First step: Don't rush into analysis — first surface the structural issues to the user:
This file contains 3 sheets, and there are several structural issues to clarify before we proceed:
- Sheet1 and Sheet2 have different column names — are these different batches of the same survey, or entirely different surveys?
- Rows 5–8 are blank — is it safe to remove them?
- The "Q3_Other" column is 92% empty — is this a low open-response rate, or a data export issue?
Once confirmed, I'll design a cleaning plan.
Constraint in action: Column meanings are not assumed, sheets are not merged arbitrarily — issues are surfaced first and the user is asked to confirm.
Example C: User Requests "Clean the Data and Output a Processed File"

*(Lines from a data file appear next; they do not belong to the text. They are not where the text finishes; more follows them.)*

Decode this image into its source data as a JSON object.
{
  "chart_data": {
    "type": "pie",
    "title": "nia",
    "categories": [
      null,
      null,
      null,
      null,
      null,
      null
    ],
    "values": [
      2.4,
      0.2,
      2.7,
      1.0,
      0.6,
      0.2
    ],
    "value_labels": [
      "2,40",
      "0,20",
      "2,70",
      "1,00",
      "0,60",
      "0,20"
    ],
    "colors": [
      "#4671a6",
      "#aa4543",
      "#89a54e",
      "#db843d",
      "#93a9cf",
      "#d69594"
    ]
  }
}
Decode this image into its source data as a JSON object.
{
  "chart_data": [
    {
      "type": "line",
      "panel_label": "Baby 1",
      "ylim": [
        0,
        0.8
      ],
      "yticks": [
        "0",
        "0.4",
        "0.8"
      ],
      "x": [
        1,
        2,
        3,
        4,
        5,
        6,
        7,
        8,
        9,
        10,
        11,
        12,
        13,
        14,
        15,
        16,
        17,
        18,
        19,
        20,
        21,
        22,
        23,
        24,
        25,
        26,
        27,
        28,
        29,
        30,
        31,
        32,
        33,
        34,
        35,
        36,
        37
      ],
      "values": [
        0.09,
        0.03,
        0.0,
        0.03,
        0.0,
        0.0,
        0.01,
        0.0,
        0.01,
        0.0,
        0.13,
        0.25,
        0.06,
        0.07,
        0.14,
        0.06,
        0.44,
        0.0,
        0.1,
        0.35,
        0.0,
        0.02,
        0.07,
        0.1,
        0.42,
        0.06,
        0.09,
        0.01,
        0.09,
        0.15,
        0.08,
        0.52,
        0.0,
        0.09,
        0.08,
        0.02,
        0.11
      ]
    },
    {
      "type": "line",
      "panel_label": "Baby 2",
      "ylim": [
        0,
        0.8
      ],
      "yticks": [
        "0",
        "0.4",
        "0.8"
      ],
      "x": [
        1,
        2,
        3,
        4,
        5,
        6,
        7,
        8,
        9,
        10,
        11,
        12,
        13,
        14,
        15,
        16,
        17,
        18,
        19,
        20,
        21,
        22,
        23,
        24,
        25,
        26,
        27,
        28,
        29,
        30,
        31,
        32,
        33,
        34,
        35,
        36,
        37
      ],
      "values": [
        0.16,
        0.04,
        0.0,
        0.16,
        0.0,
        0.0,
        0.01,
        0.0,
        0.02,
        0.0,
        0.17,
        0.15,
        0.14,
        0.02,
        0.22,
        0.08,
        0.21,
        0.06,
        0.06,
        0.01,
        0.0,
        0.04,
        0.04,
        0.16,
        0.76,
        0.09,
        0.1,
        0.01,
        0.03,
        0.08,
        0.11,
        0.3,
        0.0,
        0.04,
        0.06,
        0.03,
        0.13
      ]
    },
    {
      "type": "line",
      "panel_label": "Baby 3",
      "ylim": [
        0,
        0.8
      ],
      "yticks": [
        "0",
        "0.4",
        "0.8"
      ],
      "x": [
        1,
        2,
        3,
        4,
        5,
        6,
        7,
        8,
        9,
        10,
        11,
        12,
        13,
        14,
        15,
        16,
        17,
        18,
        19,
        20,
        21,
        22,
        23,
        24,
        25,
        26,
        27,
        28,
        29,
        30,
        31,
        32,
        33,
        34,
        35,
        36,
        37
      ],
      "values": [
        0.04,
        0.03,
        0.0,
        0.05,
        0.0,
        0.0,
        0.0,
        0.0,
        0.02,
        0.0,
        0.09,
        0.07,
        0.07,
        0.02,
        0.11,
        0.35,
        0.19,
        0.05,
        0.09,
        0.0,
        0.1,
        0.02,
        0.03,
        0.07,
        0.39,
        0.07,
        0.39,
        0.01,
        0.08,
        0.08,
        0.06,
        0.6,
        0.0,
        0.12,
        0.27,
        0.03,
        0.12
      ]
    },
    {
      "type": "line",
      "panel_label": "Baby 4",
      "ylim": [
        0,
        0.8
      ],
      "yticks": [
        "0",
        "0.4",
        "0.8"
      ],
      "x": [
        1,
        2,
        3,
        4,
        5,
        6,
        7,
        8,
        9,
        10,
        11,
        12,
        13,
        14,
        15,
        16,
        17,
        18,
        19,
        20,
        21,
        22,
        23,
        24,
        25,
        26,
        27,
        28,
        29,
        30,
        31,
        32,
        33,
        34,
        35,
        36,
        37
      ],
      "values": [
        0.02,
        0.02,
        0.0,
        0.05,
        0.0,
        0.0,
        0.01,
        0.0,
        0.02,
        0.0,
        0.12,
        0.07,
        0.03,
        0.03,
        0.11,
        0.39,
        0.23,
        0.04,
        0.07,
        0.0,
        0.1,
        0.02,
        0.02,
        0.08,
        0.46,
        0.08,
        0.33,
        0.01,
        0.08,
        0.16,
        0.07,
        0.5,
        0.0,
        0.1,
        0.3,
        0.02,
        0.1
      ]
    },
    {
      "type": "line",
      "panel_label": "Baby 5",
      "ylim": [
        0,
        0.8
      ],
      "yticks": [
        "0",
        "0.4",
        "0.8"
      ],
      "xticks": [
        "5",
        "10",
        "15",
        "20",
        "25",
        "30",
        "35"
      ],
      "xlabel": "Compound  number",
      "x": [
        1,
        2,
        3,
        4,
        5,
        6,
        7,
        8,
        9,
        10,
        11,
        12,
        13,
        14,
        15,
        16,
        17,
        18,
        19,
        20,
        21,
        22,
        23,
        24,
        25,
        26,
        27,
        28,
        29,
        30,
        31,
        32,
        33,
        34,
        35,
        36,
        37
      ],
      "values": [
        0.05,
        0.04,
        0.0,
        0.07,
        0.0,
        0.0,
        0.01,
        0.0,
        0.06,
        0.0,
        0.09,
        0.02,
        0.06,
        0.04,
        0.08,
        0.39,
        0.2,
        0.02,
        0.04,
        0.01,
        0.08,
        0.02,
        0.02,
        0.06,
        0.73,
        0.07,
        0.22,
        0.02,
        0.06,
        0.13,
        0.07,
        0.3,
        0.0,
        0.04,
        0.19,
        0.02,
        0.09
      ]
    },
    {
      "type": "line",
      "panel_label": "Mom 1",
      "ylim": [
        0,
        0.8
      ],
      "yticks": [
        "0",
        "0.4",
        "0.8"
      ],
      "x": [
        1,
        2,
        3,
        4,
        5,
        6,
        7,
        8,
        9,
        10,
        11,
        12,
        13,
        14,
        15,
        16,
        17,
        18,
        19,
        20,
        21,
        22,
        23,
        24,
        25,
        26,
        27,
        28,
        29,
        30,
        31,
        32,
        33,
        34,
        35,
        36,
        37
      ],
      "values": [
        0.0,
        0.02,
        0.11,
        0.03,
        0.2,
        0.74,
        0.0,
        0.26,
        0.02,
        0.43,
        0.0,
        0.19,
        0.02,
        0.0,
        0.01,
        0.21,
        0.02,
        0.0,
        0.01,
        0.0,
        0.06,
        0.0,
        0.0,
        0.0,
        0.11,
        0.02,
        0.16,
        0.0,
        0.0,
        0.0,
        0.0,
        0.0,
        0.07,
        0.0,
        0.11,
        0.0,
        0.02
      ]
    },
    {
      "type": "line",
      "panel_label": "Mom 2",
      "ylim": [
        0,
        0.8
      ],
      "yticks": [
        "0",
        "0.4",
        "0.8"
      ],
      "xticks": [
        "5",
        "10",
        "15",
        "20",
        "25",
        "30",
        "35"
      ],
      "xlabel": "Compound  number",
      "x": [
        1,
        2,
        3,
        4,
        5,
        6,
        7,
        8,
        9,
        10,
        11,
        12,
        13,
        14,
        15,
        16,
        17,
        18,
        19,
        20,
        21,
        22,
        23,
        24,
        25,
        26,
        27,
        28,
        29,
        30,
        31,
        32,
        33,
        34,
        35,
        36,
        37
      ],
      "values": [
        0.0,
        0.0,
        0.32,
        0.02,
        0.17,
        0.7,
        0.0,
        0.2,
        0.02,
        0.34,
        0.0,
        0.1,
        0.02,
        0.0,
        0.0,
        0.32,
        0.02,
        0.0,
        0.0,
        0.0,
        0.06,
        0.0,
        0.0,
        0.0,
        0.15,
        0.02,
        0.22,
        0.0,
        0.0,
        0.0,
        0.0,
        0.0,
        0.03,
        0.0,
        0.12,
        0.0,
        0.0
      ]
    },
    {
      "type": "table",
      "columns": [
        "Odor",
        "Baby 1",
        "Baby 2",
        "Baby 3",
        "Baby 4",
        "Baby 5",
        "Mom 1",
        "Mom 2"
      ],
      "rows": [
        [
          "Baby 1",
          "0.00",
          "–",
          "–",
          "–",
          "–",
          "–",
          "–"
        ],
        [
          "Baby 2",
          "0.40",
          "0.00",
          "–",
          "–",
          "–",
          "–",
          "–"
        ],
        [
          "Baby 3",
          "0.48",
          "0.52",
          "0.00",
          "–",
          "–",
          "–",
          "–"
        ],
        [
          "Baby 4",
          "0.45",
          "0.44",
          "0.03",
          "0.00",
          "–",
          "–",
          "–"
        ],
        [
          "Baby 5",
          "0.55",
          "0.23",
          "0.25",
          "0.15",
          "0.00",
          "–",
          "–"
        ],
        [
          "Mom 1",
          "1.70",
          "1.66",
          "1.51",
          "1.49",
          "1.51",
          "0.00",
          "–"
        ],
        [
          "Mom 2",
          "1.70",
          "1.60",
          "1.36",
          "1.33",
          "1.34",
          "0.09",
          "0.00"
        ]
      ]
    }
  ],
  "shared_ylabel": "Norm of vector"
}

Processing log example (provided alongside the output file):
Data Processing Log
Source file: sales_2024.csv (8,412 rows × 15 columns)
Output file: sales_2024_cleaned.csv (8,203 rows × 13 columns)
Changes:
1. Removed duplicate rows: deleted 89 fully duplicate records
2. Dropped "Notes2" column: 96% missing, no useful information
3. Dropped "Internal Code" column: user confirmed it is not needed for analysis
4. Standardized Amount column: converted "¥1,200.00" format to numeric 1200.0 (203 rows affected)
5. Standardized Date column: unified to YYYY-MM-DD format (source had mixed MM/DD/YYYY and written-out date formats)
6. Missing value handling:
- "City" column: 34 missing values → filled with "Unknown" (user confirmed)
- "Amount" column: 86 missing values → left blank (user confirmed these are anomalous records that should not be imputed)